FiveThirtyEight is not alone in its findings. A Yahoo News/YouGov survey released this week found that among the whopping 85 percent of all respondents who want to see the Senate seek new relevant witness testimony are 43 percent of Republicans. There is no ambiguity in these polls about how Republicans feel about Trump; they do not believe that the charges against him merit his removal from office. But that conclusion has not yet led a significant minority of the party’s base voters to conclude that the Senate is obliged to make a mockery of this process.

This consistency is apparent in another area in which a substantial minority of the Republican Party appears reluctant to join with their leaders. This week, Indiana Sen. Mike Braun was asked by a reporter whether it was, in his view, “okay for a president to ask a foreign leader to investigate a political rival and withhold foreign aid to coerce him into doing so?” “No,” Braun replied, “I’m not saying that’s okay. I’m not saying that’s appropriate. I’m saying that it didn’t happen.” We can assume the senator was proud of this exchange as his official Twitter account promoted these remarks.

This dubious claim surely resonates with the president. Donald Trump still maintains that the call in which he dangled military aid before the Ukrainian president in exchange for a “favor” in the form of investigations into a crackpot conspiracy theory and his chief domestic political rival was “perfect,” eliding the efforts made by much of his administration to make the implied threat tangible. For Braun and his Republican colleagues, Trump is the only audience that matters. But that risks taking for granted the universe of Republican voters, a significant portion of which seems disinclined to subordinate reason to a political imperative.

A Pew Research Center poll released on Wednesday, which found that a majority of respondents now believe Trump should be ejected from office, also showed 63 percent of American adults believe the president “probably” or “definitely” did something wrong.

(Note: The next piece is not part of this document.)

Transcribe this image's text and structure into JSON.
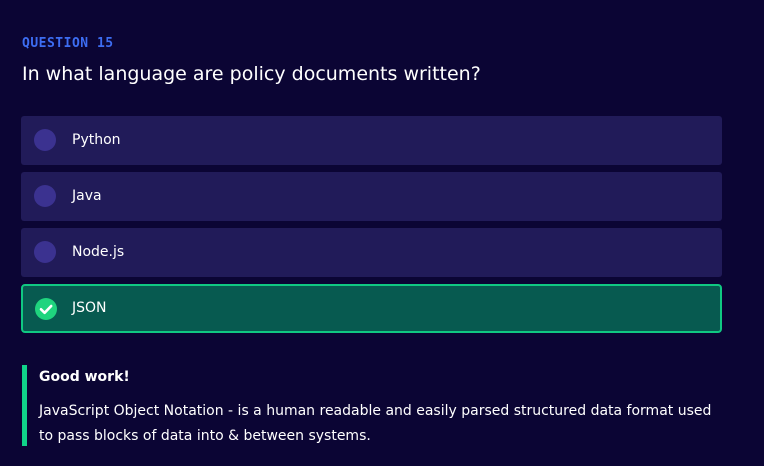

The question is broadly phrased to incorporate Trump’s entire career in professional politics but, given the survey’s focus on the charges that led to his impeachment, it’s not unreasonable to presume that respondents were focused on the events involving Ukraine. That poll found that 32 percent of Republicans join with the majority in declining to extend to Trump the benefit of the doubt.

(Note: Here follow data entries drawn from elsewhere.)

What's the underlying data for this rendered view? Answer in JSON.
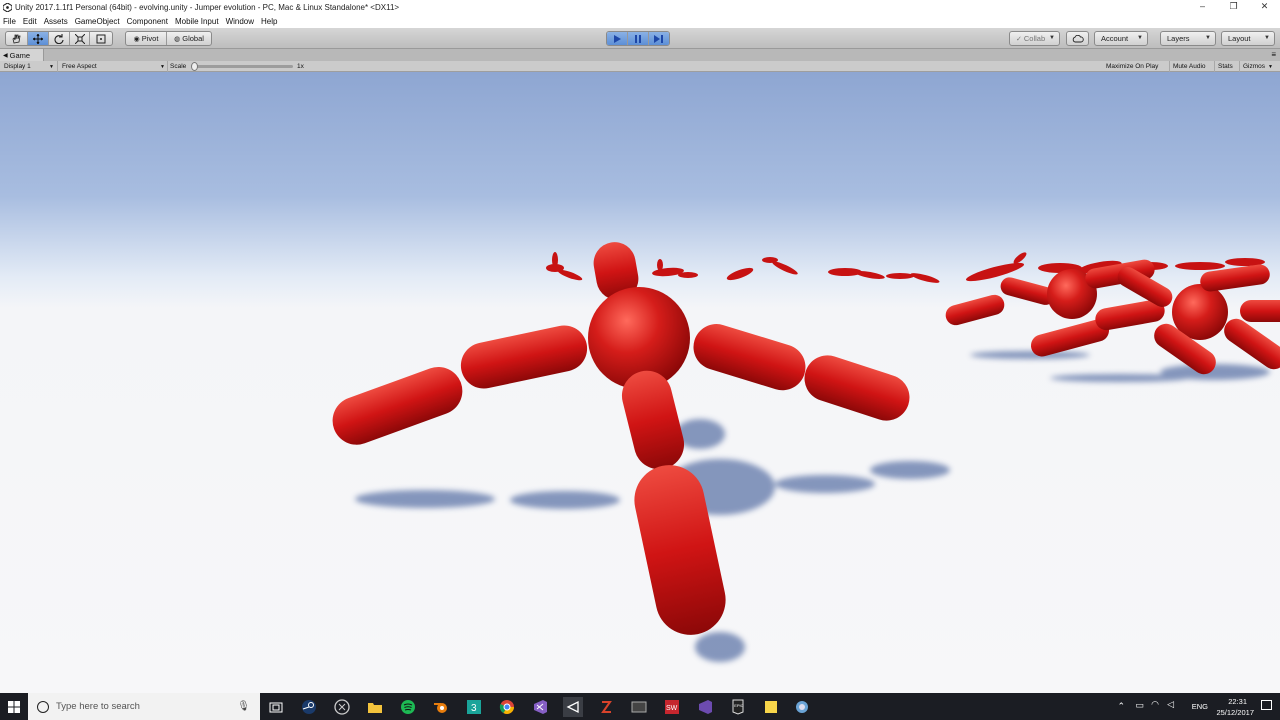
{
  "window": {
    "title": "Unity 2017.1.1f1 Personal (64bit) - evolving.unity - Jumper evolution - PC, Mac & Linux Standalone* <DX11>",
    "minimize": "–",
    "maximize": "❐",
    "close": "✕"
  },
  "menu": [
    "File",
    "Edit",
    "Assets",
    "GameObject",
    "Component",
    "Mobile Input",
    "Window",
    "Help"
  ],
  "toolbar": {
    "pivot_label": "Pivot",
    "global_label": "Global",
    "collab_label": "Collab",
    "account_label": "Account",
    "layers_label": "Layers",
    "layout_label": "Layout",
    "accent": "#5d8fd6"
  },
  "game_tab": {
    "label": "Game"
  },
  "game_bar": {
    "display": "Display 1",
    "aspect": "Free Aspect",
    "scale_label": "Scale",
    "scale_value": "1x",
    "maximize": "Maximize On Play",
    "mute": "Mute Audio",
    "stats": "Stats",
    "gizmos": "Gizmos"
  },
  "scene": {
    "creature_color": "#d01414",
    "sky_top": "#8fa8d4",
    "ground": "#f4f4f6"
  },
  "taskbar": {
    "search_placeholder": "Type here to search",
    "lang": "ENG",
    "time": "22:31",
    "date": "25/12/2017",
    "apps": [
      "task-view",
      "steam",
      "github",
      "file-explorer",
      "spotify",
      "blender",
      "app-3",
      "chrome",
      "visual-studio",
      "unity",
      "filezilla",
      "window",
      "sw-2016",
      "vs-alt",
      "epic-games",
      "notes",
      "misc"
    ]
  }
}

More worrying for Republicans, that bloc of Trump skeptics has been stable for months. A December NBC News/Wall Street Journal poll found that a nearly identical number of Republicans, 35 percent, believe the president behaved improperly in his relations with his Ukrainian counterpart, even if that behavior might not be impeachable. A Washington Post/ABC News poll conducted in November showed that 32 percent of self-described Republicans believe the president acted inappropriately by dispatching Rudy Giuliani to Ukraine in his capacity as the president’s personal attorney to ferret out “corruption.”

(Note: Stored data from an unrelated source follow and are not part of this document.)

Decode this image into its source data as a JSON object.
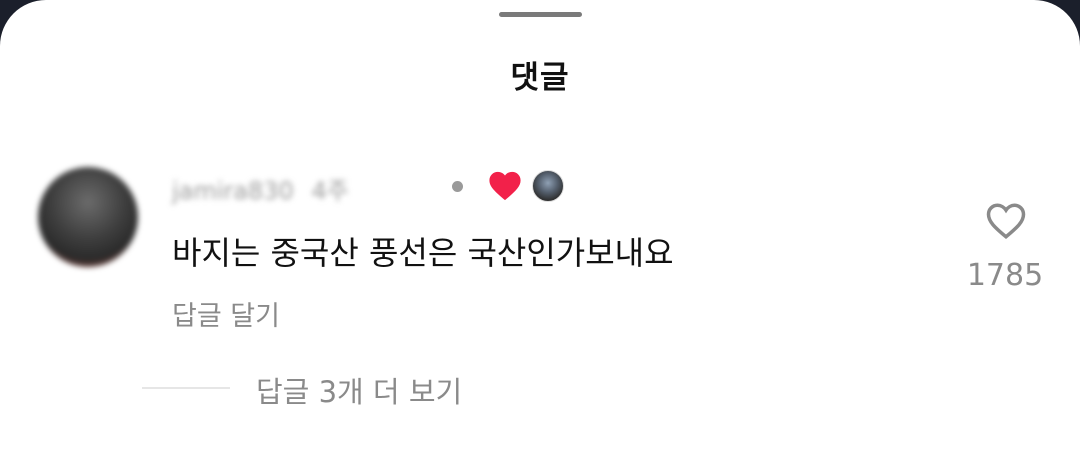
{
  "header": {
    "title": "댓글"
  },
  "comment": {
    "username": "jamira830",
    "meta": "4주",
    "text": "바지는 중국산 풍선은 국산인가보내요",
    "reply_label": "답글 달기",
    "likes": "1785",
    "view_replies": "답글 3개 더 보기"
  },
  "colors": {
    "creator_heart": "#f2214a",
    "secondary_text": "#8a8a8a",
    "overlay": "#1b1f2b"
  },
  "icons": {
    "creator_liked": "heart-filled-icon",
    "like": "heart-outline-icon"
  }
}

These are minorities within the Republican coalition, but no competent political enterprise could callously dismiss a full third of its constituents and maintain an instinct for self-preservation. Republicans do not want to see Trump removed from office, and they probably do not want to see him indelibly tarred by an impeachment process managed by his own allies. But many Republicans are also not especially enamored with the Republican Party’s apparent willingness to acquit the president “on the merits” without acquainting themselves with those merits. Even if the outcome of the Senate trial is preordained, a significant number of Republicans want the GOP to take the impeachment process seriously.